Saat beşten az önce, işlerimi bitirdim. Kahvemi elime alıp koltuğuma yerleşmiştim ki annem yanıma oturuverdi. “Hadi bana da kahve yap,” dedi. “Anne, kahvem soğuyacak,” diye diklendim. “Sen yap, seninkini ben içerim,” dedi. “Eee dizin başlayacak,” diye son bir kez çırpınsam da “Boş ver şimdi diziyi,” diyerek beni hepten şaşırttı.
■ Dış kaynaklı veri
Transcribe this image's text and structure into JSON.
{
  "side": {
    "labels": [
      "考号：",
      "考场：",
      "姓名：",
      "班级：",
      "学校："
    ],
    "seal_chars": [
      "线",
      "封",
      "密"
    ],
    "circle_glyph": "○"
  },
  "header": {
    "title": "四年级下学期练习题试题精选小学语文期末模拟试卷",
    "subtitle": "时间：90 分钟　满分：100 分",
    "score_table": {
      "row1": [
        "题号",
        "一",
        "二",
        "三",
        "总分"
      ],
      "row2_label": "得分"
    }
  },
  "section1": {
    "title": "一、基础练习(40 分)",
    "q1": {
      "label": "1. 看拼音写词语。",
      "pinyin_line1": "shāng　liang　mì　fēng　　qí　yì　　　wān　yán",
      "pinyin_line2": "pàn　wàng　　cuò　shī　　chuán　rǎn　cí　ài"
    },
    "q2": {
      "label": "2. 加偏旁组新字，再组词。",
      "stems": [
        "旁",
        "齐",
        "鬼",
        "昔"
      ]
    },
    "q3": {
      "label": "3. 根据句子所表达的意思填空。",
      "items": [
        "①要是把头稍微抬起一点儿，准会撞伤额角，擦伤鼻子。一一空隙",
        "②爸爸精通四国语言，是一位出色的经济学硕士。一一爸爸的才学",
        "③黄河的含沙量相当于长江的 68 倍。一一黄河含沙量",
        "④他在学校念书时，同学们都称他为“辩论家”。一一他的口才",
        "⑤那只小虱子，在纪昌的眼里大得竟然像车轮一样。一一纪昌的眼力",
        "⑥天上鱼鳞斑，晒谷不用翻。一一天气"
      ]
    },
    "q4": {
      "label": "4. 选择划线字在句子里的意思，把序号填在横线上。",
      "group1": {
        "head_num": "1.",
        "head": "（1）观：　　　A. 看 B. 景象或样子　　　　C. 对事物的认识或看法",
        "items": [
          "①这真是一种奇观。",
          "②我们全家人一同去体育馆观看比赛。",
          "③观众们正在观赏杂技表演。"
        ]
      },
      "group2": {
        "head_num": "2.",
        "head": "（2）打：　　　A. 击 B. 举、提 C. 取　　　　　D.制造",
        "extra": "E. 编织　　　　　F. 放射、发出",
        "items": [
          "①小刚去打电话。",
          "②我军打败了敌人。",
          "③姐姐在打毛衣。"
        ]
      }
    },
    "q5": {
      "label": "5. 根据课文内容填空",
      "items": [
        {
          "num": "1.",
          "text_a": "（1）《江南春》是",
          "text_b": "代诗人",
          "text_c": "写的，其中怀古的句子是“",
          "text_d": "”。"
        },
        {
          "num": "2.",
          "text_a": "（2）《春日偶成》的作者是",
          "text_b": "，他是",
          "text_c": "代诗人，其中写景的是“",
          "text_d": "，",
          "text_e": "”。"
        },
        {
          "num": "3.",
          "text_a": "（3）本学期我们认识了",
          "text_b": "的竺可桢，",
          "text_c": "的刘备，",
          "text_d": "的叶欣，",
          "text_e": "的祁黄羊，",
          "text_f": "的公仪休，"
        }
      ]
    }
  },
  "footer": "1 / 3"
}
Kahveyi yapıp geldim. Annem, oturduğu yerde gözlerini sokağa dikmişti. Bana bakmadan, “Seninki şimdi geldi,” dedi. Duyduklarıma inanamadım. Tam itiraz edecekken “Bırak şimdi, otur şuraya, anlat bana,” dedi. Yanına oturdum, o kadar şaşkındım ki! “Anne, ne anlatmamı istiyorsun?” diye sordum. Gözleriyle karşı kaldırımı işaret edip “Kaç gündür orada yalı kazığı gibi dikilen sıska oğlanı anlat,” diye cevap verdi. “Ben ne bileyim anne o oğlanı,” diyecek oldum; sert bir şekilde sözümü kesti. “Yeter Hacer! ikimiz de biliyoruz kızım. Başından beri biliyorum üstelik. İki saat boyunca bakışıyorsunuz. Bu böyle olmaz. Onun belli ki gelmeye cesareti yok. Zaten çocuk, aile evine nasıl gelsin? Çık sokağa, ona doğru yürü. Mutlaka peşinden gelecek. Ne istiyor öğren.” “Anne sen neler söylüyorsun?” diye karşı çıkınca “Dediğimi anladın işte. Ama dikkat et, niyeti eğlenmekse uzaklaş gitsin. Ciddi bir emeli varsa konuşun, oturun bir yerlerde. Kimmiş, ne iş yaparmış, buralı mıymış? Ailesi, soyu sopu, öğren işte.”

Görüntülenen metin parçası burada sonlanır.